Von einem Moment auf den anderen verwandelt sich die Person, die man immer geliebt hat und auch jetzt noch liebt in einen anderen Menschen. So kann aus einem lebensfrohen, motivierten und engagierten, ehrgeizigen und geselligem Menschen von einem Augenblick auf den anderen eine Person werden, für die es bereits eine fast unüberwindbare Aufgabe ist morgens aus dem Bett zu kommen. „Wie soll ich denn damit umgehen!?“ – „Ich kann sie/ihn und ihr/sein Verhalten einfach nicht verstehen!?“ ist dann häufig die Reaktion. Und mit Recht…. Denn man erkennt sein Gegenüber nicht wieder und hat daher keine Ahnung, wie man ihn/sie unterstützen kann und was man machen kann, damit es ihr/ihm besser geht, dass er/sie wieder sich selbst sein kann…. Und das ist genau der Punkt- denn das weiß der /die Betroffene sehr oft selbst nicht. Auf die gut gemeinten Fragen- „Wie kann ich dir helfen!?“-„Was kann ich für dich tun!?“ können viele/ ich glaube fast alle Betroffenen keine Antwort geben.

Als ich in dieser Situation war konnte ich definitiv nicht verstehen was mit mir los ist, geschweige denn hatte ich eine Ahnung davon, wie ich wieder aus dieser Dunkelheit heraus kommen kann und wieder ich selbst sein kann. Die lebensfrohe, lustige, engagierte, sportliche und ehrgeizige Christina, die sich immer gerne mit Freunden getroffen hat und viel unterwegs war. Man kennt sich selbst nicht und wünscht sich definitiv nichts mehr als wieder in das „alte“ Leben zurückkehren zu können und wieder das „alte“ Ich sein zu können. Man würde am liebsten die Zeit zurückdrehen und aus der Dunkelheit ausbrechen. Denn schon alleine das Aufstehen, sich Anziehen und andere „alltägliche“ Aufgaben wurden für mich zur „Mission Impossible“. Alles war anstrengend und zu nichts hatte ich Lust. Am liebsten wäre ich den ganzen Tag im Bett liegen geblieben und hätte die Zeit mit Nichtstun verbracht.

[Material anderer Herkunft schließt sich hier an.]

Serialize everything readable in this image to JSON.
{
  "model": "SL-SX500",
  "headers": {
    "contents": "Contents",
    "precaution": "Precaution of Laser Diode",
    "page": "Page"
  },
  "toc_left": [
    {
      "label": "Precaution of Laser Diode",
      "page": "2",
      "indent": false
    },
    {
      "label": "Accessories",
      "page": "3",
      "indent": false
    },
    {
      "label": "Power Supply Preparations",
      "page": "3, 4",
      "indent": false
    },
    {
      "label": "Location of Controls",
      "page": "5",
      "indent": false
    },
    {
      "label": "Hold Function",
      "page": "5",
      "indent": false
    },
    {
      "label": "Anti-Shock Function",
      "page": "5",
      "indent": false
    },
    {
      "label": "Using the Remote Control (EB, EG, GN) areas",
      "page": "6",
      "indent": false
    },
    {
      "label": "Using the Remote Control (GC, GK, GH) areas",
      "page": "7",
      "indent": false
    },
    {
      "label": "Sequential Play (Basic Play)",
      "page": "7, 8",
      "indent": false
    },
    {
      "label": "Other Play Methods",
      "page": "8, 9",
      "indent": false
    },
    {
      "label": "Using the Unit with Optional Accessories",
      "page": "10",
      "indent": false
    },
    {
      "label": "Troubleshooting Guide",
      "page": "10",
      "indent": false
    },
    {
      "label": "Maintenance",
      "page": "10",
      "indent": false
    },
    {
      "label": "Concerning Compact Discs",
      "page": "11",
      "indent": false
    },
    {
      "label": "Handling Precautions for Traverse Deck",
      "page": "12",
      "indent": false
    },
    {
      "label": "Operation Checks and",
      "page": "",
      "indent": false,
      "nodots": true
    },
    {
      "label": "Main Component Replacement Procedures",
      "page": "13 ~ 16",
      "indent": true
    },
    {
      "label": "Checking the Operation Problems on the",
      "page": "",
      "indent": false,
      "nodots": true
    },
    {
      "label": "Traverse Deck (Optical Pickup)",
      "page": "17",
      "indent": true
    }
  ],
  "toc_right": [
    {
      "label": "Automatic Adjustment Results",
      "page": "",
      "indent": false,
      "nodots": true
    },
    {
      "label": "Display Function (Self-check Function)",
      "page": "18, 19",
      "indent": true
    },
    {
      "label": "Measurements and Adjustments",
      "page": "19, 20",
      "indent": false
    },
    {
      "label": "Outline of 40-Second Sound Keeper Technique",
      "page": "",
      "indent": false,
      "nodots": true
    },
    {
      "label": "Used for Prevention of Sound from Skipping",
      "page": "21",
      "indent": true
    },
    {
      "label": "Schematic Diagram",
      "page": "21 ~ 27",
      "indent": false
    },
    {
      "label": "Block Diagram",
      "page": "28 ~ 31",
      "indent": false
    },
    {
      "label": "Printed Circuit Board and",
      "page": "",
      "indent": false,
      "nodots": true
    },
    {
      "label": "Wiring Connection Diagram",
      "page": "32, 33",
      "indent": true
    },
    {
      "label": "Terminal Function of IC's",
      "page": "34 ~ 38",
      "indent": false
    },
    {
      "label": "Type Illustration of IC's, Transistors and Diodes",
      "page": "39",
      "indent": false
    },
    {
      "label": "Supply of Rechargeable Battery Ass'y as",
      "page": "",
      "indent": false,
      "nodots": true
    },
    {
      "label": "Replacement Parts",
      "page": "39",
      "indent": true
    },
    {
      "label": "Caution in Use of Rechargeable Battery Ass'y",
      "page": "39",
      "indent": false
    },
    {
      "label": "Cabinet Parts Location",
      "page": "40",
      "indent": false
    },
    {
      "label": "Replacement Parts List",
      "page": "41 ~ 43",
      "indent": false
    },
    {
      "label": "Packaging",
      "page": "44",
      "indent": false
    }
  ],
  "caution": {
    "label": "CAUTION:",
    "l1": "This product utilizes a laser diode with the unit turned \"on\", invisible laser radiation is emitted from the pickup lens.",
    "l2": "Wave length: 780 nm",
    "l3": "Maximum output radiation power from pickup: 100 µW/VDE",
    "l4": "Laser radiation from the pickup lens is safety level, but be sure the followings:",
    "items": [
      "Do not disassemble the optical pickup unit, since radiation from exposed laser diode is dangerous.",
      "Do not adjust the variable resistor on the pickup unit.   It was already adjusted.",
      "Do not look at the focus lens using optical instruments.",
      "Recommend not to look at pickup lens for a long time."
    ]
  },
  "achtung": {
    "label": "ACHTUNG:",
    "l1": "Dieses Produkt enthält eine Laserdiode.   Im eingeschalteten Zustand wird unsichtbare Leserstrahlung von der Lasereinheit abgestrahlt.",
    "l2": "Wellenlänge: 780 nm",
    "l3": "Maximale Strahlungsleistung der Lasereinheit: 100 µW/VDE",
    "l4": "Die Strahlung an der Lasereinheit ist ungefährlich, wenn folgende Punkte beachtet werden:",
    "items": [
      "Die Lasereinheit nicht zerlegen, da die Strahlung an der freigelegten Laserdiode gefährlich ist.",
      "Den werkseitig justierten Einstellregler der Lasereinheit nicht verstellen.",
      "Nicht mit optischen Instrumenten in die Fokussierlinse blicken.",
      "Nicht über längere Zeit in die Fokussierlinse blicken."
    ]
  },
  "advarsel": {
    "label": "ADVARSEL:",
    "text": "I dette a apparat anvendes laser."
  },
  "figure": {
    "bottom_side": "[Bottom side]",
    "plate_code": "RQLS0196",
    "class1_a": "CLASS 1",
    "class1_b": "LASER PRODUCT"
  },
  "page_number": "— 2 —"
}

Mein Bruder hat es einmal bei einem gemeinsamen Spaziergang sehr passend formuliert …. Ich war wie besessen – besessen von einem Dämon, der mich gefangen hielt und mich komplett verändert hat. Ich habe mich in dieser Zeit sogar selbst als „Dämon“ und als „schlechter Mensch“ bezeichnet und es ging sogar soweit, dass ich „Wahnvorstellungen“ hatte, dass ich von der Polizei gesucht und verfolgt werde weil ich eine „Gefahr“ für die Menschheit bin. Das zeigt wieder einmal deutlich, welchen Einfluss und welche Auswirkung die Erkrankung auf unser Gehirn und unsere Vorstellungen haben kann… Wie sehr uns unsere Gedanken beeinflussen und leiten.

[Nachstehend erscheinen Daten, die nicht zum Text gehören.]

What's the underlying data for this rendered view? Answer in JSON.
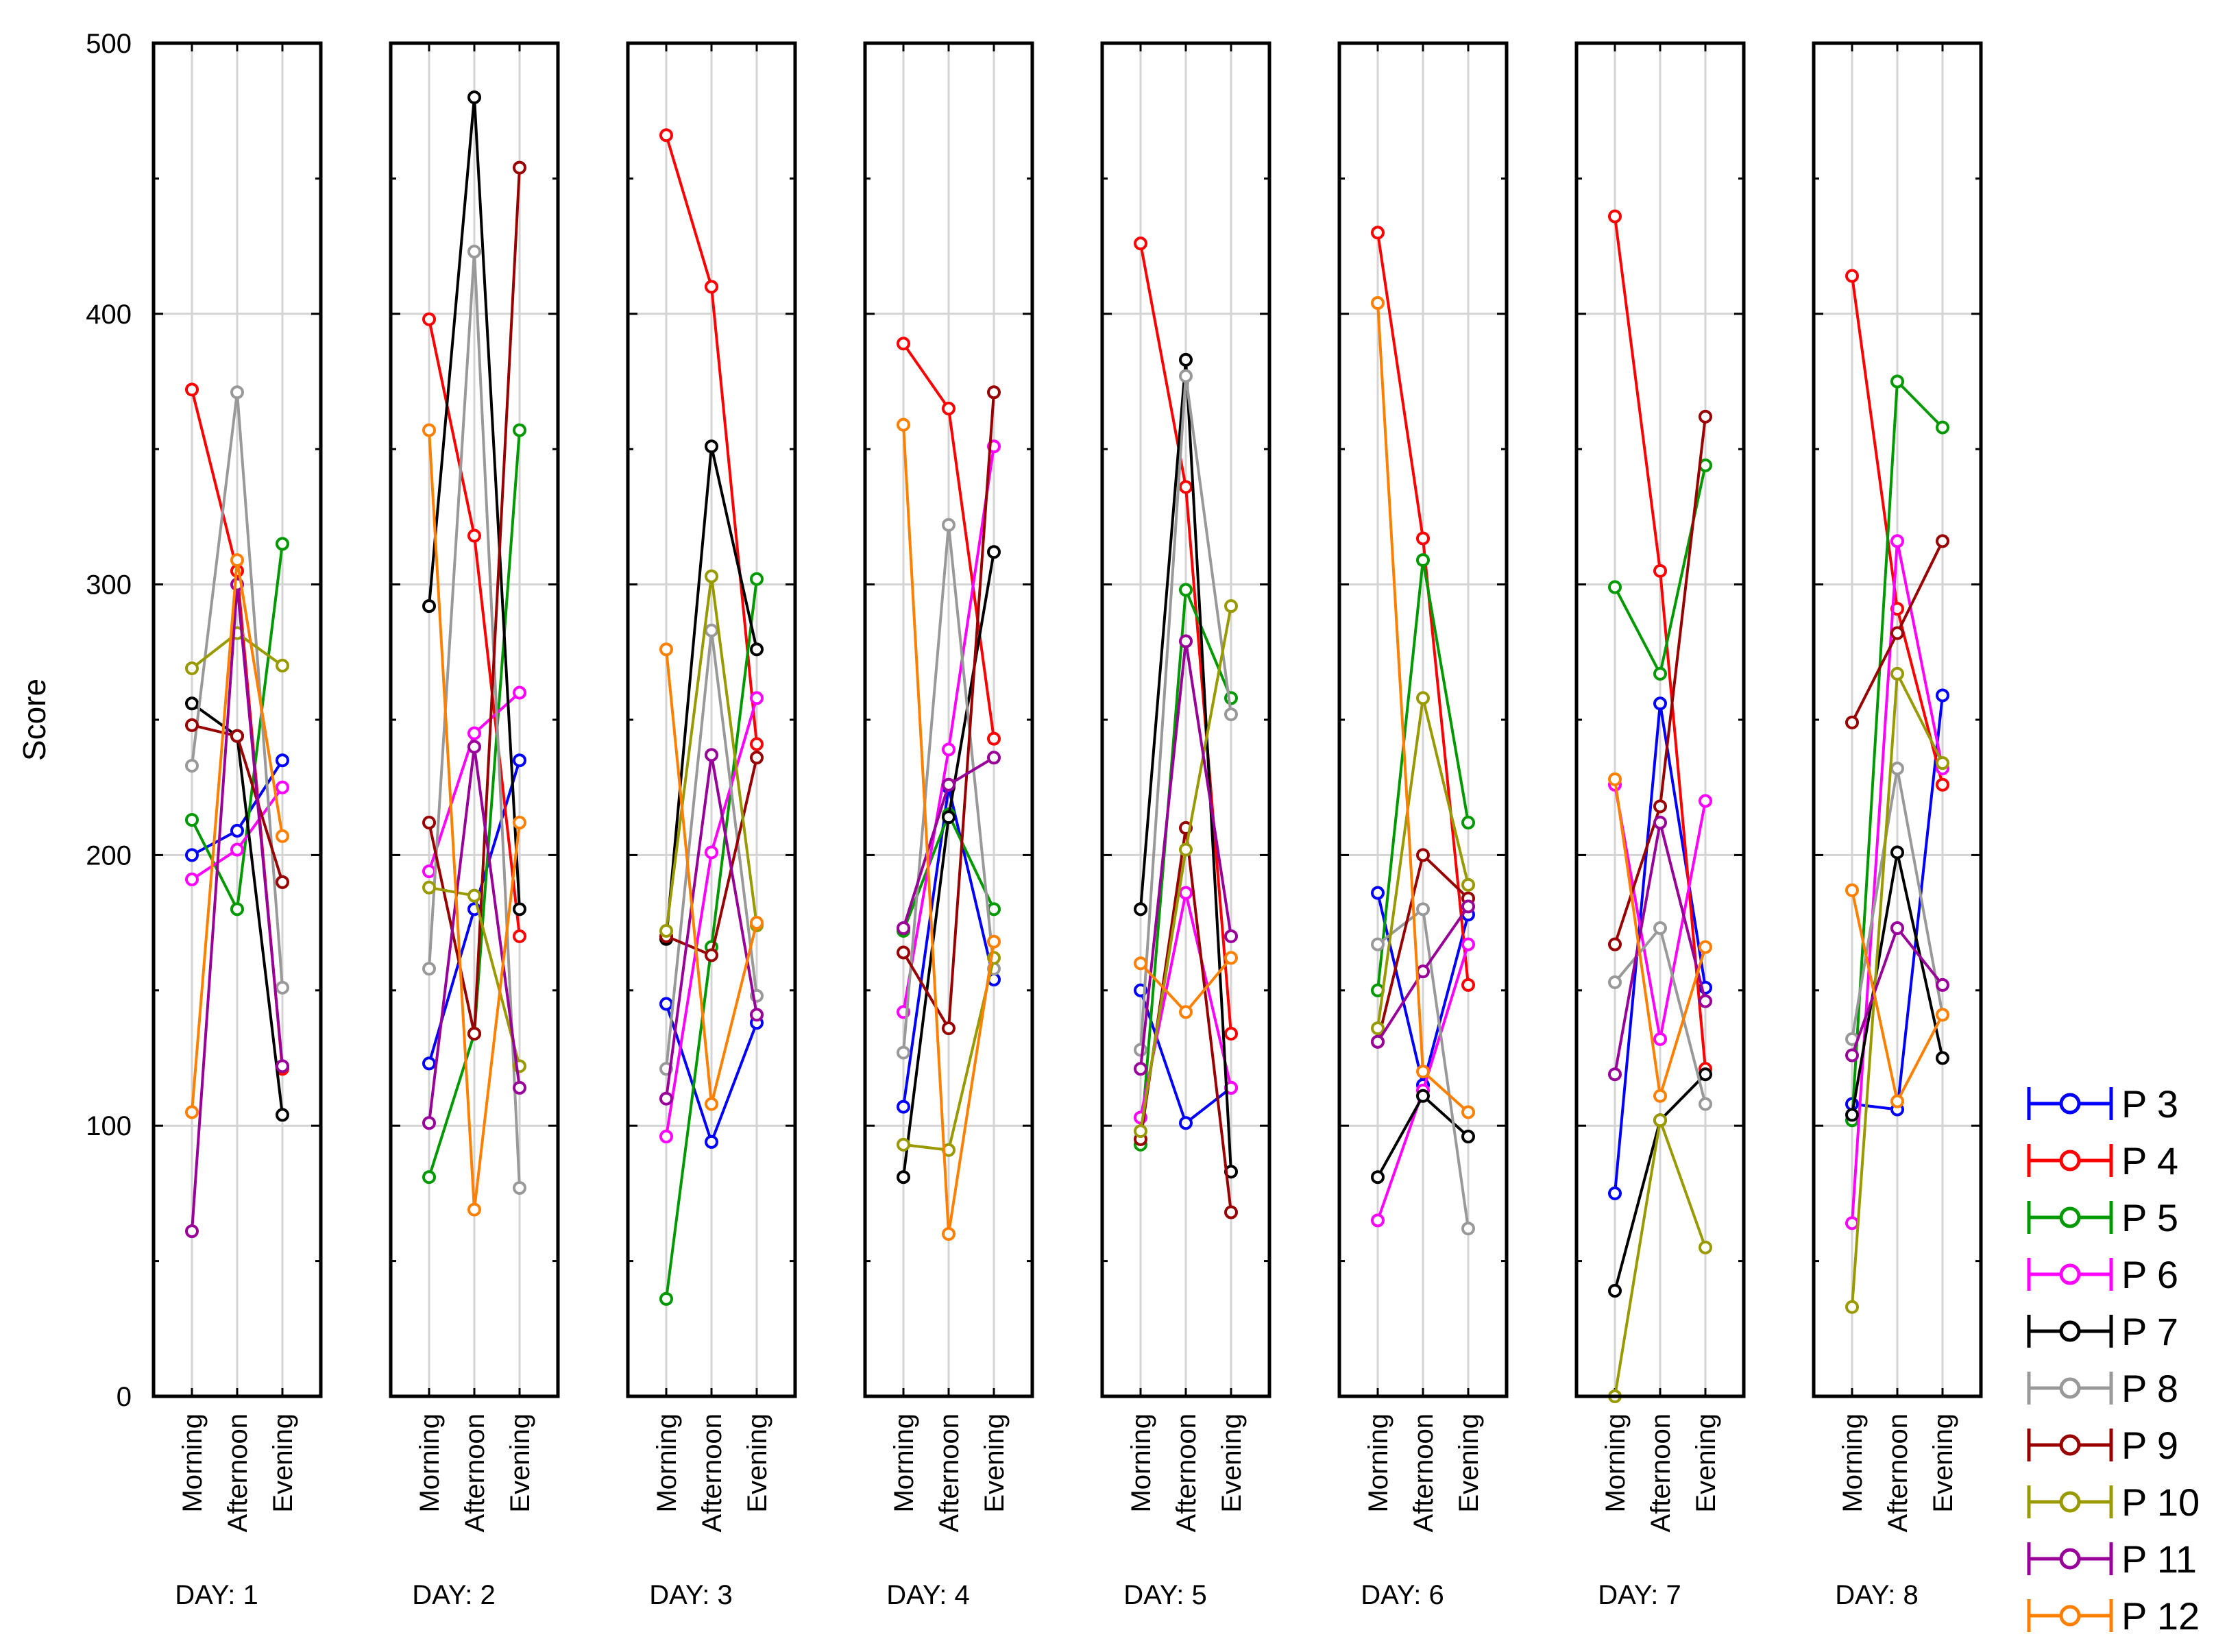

Als ich einmal meinen Mann auf diese Zeit angesprochen habe und ihn gefragt habe, wie er diese „fremde“ Person und die ganzen Ereignisse, welche aufgrund meiner Erkrankung stattgefunden haben ertragen konnte. Er hat daraufhin nur geantwortet „ Jo, i lieb di halt…!“ Zusätzlich hat er immer versucht die Hoffnung daran nicht aufzugeben, dass seine Christina, die Christina die er kennen und lieben gelernt hat irgendwann wieder „zurückkommt“. Ich persönlich glaube, dass das Einzige und Beste was die Menschen im nahen Umfeld einer Betroffenen/eines Betroffenen machen können ist ihm zu vermitteln, dass sie, egal was passiert immer für einen da sind und sie versuchen ihn/sie so gut sie können auf ihrem/seinem Weg aus der Dunkelheit zu unterstützen. Denn wie ich schon öfters in meinen Beiträgen erwähnt habe glaube ich, dass man diesen Weg selbst gehen muss und daran glauben muss, dass man es irgendwann schafft wieder aktiv am Leben teilnehmen zu können.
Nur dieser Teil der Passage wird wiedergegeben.